McPherson ran her own pastry business for more than 20 years. But her life changed dramatically after she left an abusive relationship and found herself living in her car with her three children. Eventually a family member helped McPherson move into an apartment and, after getting back on her feet and finding work, she decided she wanted to give back to the community that had helped her through hard times. She began volunteering at local homeless shelters and taking in street kids who needed a place to sleep. But she still wanted to do more.
In 2010, McPherson started Change-for-Life, a project aimed at raising awareness about the plight of the nation's homeless population. She took her mission on the road last year, walking from Vancouver, British Columbia, to Tijuana, Mexico, and asking the people she met to donate money to local homeless shelters.
During her five-month journey, she says she volunteered at 54 shelters and interviewed more than 1,000 homeless people. While living on a food budget of $200 per month (the average food stamp benefit), she slept in the front seat of a minivan (which her traveling companion drove behind her for safety), at rest stops, and on the beach.
Now McPherson, who manages a small apartment complex in Vancouver, Wash., is planning another trek for 2012. "Walking from Canada to Mexico was all well and good, but there are so many homeless out there who need to know that someone has their back," says the grandmother of five.
In an interview with SecondAct.com, McPherson talks about her role as a homeless advocate, what she learned on the road, and her plans for the future.
SA: How did you get your trip off the ground?
LM: It took close to four months to put it together. Most of the hard work went into the trip planning. As far as financial support, this trip was 95 percent self-funded. I didn't have enough in savings to cover the cost, so I actually got rid of everything I owned. Car, apartment, furniture. You name it.
SA: What did you learn from this experience?
LM: Although I had previously been homeless, this trip was so very different. I knew that my self-imposed homelessness would come to an end. But even knowing that, it was still a harsh wake-up call. You never know the importance of little things like a microwave, a refrigerator, even a toilet, until you don't have them. I am very close with my kids and my grandkids, so not being able to stop by whenever I wanted to for a grandchild fix was pretty hard. So learning what is important in life and what isn't was the biggest thing of all.
SA: Do you miss being a pastry chef?
LM: No.

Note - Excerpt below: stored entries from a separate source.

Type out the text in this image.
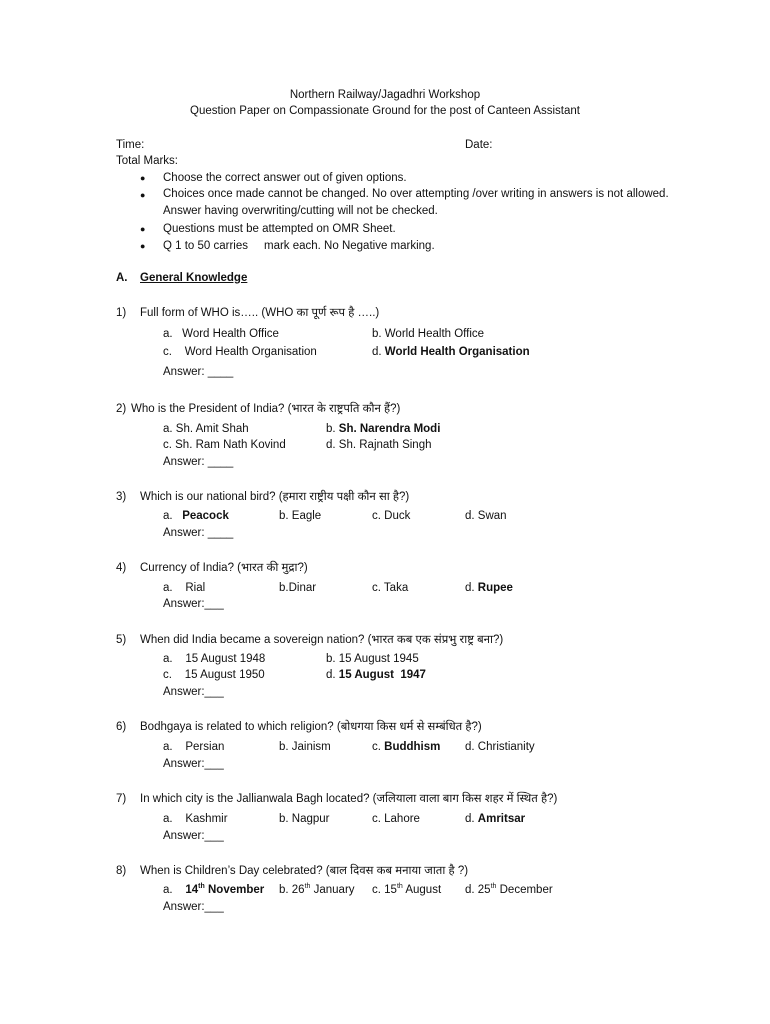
Northern Railway/Jagadhri Workshop
Question Paper on Compassionate Ground for the post of Canteen Assistant
Time:	Date:
Total Marks:
● Choose the correct answer out of given options.
● Choices once made cannot be changed. No over attempting /over writing in answers is not allowed. Answer having overwriting/cutting will not be checked.
● Questions must be attempted on OMR Sheet.
● Q 1 to 50 carries     mark each. No Negative marking.
A. General Knowledge
1) Full form of WHO is….. (WHO का पूर्ण रूप है …..)
a.   Word Health Office	b. World Health Office
c.    Word Health Organisation	d. World Health Organisation
Answer: ____
2) Who is the President of India? (भारत के राष्ट्रपति कौन हैं?)
a. Sh. Amit Shah	b. Sh. Narendra Modi
c. Sh. Ram Nath Kovind	d. Sh. Rajnath Singh
Answer: ____
3) Which is our national bird? (हमारा राष्ट्रीय पक्षी कौन सा है?)
a.   Peacock	b. Eagle	c. Duck	d. Swan
Answer: ____
4) Currency of India? (भारत की मुद्रा?)
a.    Rial	b.Dinar	c. Taka	d. Rupee
Answer:___
5) When did India became a sovereign nation? (भारत कब एक संप्रभु राष्ट्र बना?)
a.    15 August 1948	b. 15 August 1945
c.    15 August 1950	d. 15 August  1947
Answer:___
6) Bodhgaya is related to which religion? (बोधगया किस धर्म से सम्बंधित है?)
a.    Persian	b. Jainism	c. Buddhism d. Christianity
Answer:___
7) In which city is the Jallianwala Bagh located? (जलियाला वाला बाग किस शहर में स्थित है?)
a.    Kashmir	b. Nagpur	c. Lahore	d. Amritsar
Answer:___
8) When is Children’s Day celebrated? (बाल दिवस कब मनाया जाता है ?)
a.    14th November b. 26th January c. 15th August d. 25th December
Answer:___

I actually get to keep my hand in it once in a while. Of course I am usually the one my family and friends call at birthday and holiday time.
SA: What is your philosophy?
LM: Whatever makes you look forward to tomorrow, that's what you should pursue. If you have a passion for helping others, act on it. It doesn't have to be about the homeless. It can be working with kids, the elderly, animals. It can be painting, sculpting, music. Whatever your passion, there lies your contentment.
SA: What's next for you?
LM: I am in the process of hosting an art auction to raise money for the Portland Rescue Mission. I came up with the idea of local artists taking trash and turning it into a piece of art. The auction will be held in August. In addition to that, I am working on three books. [One of them is] filled with stories from those we have met along the way who find themselves without homes and often without hope. All proceeds from this book will go to the 54 shelters we served at along the way.